Thank you for the answer! I have some questions to clarify that.

1. What if my new node doesn’t strictly have a `RexNode`, but it’s referring to 
the inputs indirectly, like via `String fieldName` instead of using RexInputRef?
2. Arguably this is the similar thing what `Aggregate` node is doing. Both 
`List<ImmutableBitSet> groupSets` and `List<AggregateCall> aggCalls` (in 
`Aggregate`) are referring to the operator/node inputs using indexes.

Piotrek

> On 2 Feb 2019, at 15:37, Stamatis Zampetakis <[email protected]> wrote:
> 
> Hi Piotr,
> 
> Aggregate is not doing anything in #accept(RexShuttle) since it does not
> contain row expressions (RexNode).

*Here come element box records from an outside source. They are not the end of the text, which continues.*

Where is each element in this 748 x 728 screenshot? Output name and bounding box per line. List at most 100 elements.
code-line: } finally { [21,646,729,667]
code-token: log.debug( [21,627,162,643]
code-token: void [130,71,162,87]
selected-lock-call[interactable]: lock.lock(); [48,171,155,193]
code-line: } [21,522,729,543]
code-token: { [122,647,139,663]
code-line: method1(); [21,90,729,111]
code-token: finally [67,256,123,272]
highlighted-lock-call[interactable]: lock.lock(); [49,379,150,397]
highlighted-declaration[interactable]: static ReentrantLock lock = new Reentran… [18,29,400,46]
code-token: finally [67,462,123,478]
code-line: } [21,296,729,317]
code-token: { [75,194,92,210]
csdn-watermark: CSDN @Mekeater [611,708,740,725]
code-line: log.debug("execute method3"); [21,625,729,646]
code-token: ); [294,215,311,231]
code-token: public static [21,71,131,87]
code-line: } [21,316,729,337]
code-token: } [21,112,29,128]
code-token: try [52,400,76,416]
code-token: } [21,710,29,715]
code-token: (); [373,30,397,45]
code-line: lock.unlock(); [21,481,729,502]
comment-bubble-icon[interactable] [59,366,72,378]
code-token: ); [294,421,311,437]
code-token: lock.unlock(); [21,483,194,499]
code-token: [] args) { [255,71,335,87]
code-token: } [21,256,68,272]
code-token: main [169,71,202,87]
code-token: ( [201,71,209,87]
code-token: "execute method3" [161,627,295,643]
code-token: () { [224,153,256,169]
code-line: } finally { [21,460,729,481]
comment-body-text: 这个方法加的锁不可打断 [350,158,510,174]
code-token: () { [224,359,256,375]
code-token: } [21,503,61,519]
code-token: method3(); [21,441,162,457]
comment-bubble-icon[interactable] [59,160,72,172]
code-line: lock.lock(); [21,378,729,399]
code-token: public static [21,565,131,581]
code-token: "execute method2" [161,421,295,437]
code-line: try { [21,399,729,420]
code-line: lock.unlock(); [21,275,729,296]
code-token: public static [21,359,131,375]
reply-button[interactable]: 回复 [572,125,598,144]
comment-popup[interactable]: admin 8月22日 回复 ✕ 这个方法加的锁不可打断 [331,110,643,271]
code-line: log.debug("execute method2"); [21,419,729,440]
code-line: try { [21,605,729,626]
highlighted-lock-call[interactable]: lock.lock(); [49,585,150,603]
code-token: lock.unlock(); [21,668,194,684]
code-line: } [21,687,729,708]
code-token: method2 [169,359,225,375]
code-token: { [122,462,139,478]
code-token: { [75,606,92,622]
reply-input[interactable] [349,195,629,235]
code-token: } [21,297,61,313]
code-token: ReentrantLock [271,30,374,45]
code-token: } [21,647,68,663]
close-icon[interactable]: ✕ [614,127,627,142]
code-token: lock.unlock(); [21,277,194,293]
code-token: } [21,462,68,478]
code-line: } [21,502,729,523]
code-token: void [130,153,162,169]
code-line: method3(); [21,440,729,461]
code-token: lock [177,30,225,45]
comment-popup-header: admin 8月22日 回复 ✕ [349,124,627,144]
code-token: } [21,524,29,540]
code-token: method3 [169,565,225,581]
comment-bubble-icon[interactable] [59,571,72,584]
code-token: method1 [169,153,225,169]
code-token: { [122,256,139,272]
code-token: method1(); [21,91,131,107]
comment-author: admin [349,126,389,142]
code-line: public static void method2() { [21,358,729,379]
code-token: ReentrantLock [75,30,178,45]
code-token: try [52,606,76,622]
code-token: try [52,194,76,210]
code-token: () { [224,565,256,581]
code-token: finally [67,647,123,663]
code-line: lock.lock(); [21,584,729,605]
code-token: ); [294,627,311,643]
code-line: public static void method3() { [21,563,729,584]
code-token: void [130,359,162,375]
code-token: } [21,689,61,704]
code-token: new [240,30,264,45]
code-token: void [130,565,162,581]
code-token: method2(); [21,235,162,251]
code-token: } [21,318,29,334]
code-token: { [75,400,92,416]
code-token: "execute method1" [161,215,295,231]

If the node you introduce uses row
> expressions then it makes sense to apply the shuttle to every expression.
> 
> Best,
> Stamatis
> 
> Στις Πέμ, 31 Ιαν 2019 στις 5:39 μ.μ., ο/η Piotr Nowojski <
> [email protected]> έγραψε:
> 
>> Hi!
>> 
>> We are adding a new custom RelNode, that behaves a little bit like
>> Aggregate node and we are wondering how we should implement
>> 
>> RelNode#accept(org.apache.calcite.rex.RexShuttle)
>> 
>> Our node has a similar feature as Aggregate node, that it’s keying by the
>> incoming data. At first I thought that this #accept() method should be
>> implemented by applying the RexShuttle to all of the expressions that node
>> is using internally (in our case key fields “expressions”/“references"),
>> like it’s done in Join, Sort, Filter, …. But then I noticed that this
>> method is not implemented for Aggregate node. So can we leave this method
>> with the default implementation `return this;` as Aggregate node does it?